08: The Herepath Project
Deep mapping and hedge-springing during lockdown by Kevan Manwaring
ABSTRACT
Moving to the Marlborough Downs on the edge of the UNESCO World Heritage Site of Avebury in late
2019 (an area I have been exploring since the late `80s), I decided to map my new locality through poetry
and art – connecting nodes of significance to create a personal Wiltshire ‘songline’: The Herepath Project.

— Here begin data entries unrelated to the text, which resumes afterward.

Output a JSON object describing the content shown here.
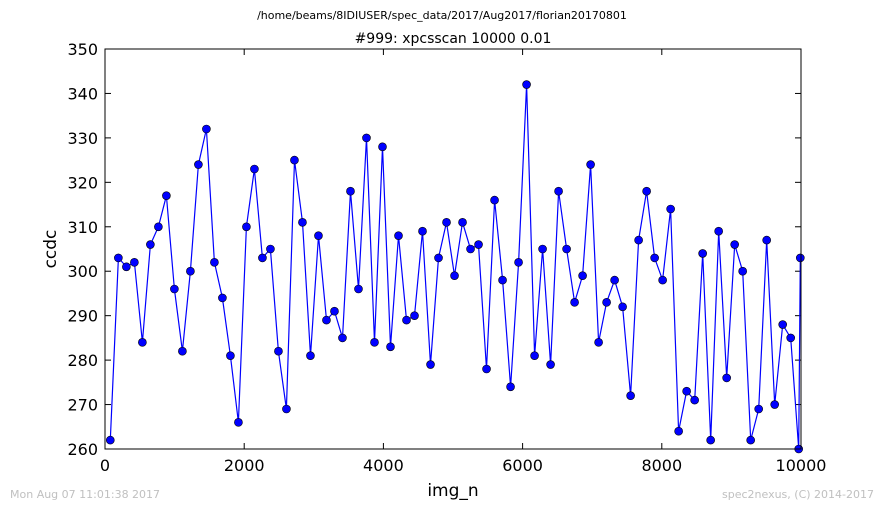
{
  "suptitle": "/home/beams/8IDIUSER/spec_data/2017/Aug2017/florian20170801",
  "footer_left": "Mon Aug 07 11:01:38 2017",
  "footer_right": "spec2nexus, (C) 2014-2017",
  "colors": {
    "series": "#0000ff",
    "footer": "#c0c0c0"
  },
  "chart_data": {
    "type": "line",
    "title": "#999: xpcsscan 10000 0.01",
    "xlabel": "img_n",
    "ylabel": "ccdc",
    "xlim": [
      0,
      10000
    ],
    "ylim": [
      260,
      350
    ],
    "xticks": [
      0,
      2000,
      4000,
      6000,
      8000,
      10000
    ],
    "yticks": [
      260,
      270,
      280,
      290,
      300,
      310,
      320,
      330,
      340,
      350
    ],
    "marker": "circle",
    "grid": false,
    "series": [
      {
        "x": [
          76,
          192,
          307,
          422,
          537,
          652,
          767,
          882,
          997,
          1112,
          1227,
          1342,
          1457,
          1572,
          1687,
          1802,
          1917,
          2032,
          2147,
          2262,
          2377,
          2492,
          2607,
          2722,
          2837,
          2952,
          3067,
          3182,
          3297,
          3412,
          3527,
          3642,
          3757,
          3872,
          3987,
          4102,
          4217,
          4332,
          4447,
          4562,
          4677,
          4792,
          4907,
          5022,
          5137,
          5252,
          5367,
          5482,
          5597,
          5712,
          5827,
          5942,
          6057,
          6172,
          6287,
          6402,
          6517,
          6632,
          6747,
          6862,
          6977,
          7092,
          7207,
          7322,
          7437,
          7552,
          7667,
          7782,
          7897,
          8012,
          8127,
          8242,
          8357,
          8472,
          8587,
          8702,
          8817,
          8932,
          9047,
          9162,
          9277,
          9392,
          9507,
          9622,
          9737,
          9852,
          9967,
          9990
        ],
        "y": [
          262,
          303,
          301,
          302,
          284,
          306,
          310,
          317,
          296,
          282,
          300,
          324,
          332,
          302,
          294,
          281,
          266,
          310,
          323,
          303,
          305,
          282,
          269,
          325,
          311,
          281,
          308,
          289,
          291,
          285,
          318,
          296,
          330,
          284,
          328,
          283,
          308,
          289,
          290,
          309,
          279,
          303,
          311,
          299,
          311,
          305,
          306,
          278,
          316,
          298,
          274,
          302,
          342,
          281,
          305,
          279,
          318,
          305,
          293,
          299,
          324,
          284,
          293,
          298,
          292,
          272,
          307,
          318,
          303,
          298,
          314,
          264,
          273,
          271,
          304,
          262,
          309,
          276,
          306,
          300,
          262,
          269,
          307,
          270,
          288,
          285,
          260,
          303
        ]
      }
    ]
  }
}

As the 2020 lockdown kicked in, the concept of ‘deep mapping’ (Nan Shepherd) my local universe gained
increasing poignancy. In the form of a literary de´rive – charting zones of ambience and influence as I range
metaphorically across the Downs – this article will consider different forms of creative mapping, including
the ‘Counter-Mapping’ of the Zuni Map Art Project; and the ‘song-walking’ of Dr Elizabeth Bennett (Essex
University); as well initiatives which ‘hack’ the hegemonic discourses of the countryside, such a Black Girls
Hike, the Colonial Countryside project, and Slow Ways, and other acts of creative resistance (Rebecca
Solnit; Nick Hayes). Examples from the poetry pamphlet produced will be shared, along with the odd field
sketch. A technique of ‘writing the land’ will be fashioned, combining repurposed elements of Debord’s
psychogeographical ‘de´rive’, Richard Long’s ‘Land Art’, and Buddhist ‘jongrom’. Drawing inspiration from
the biodiversity of the Downs a non-anthropocentric perspectival shift will be advocated for deconstructing
the conventional human-centred cartographies of property demarcation, ontological discreteness, and
hierarchical layering.
Creative process, walking, psychogeography, counter-mapping, poetry.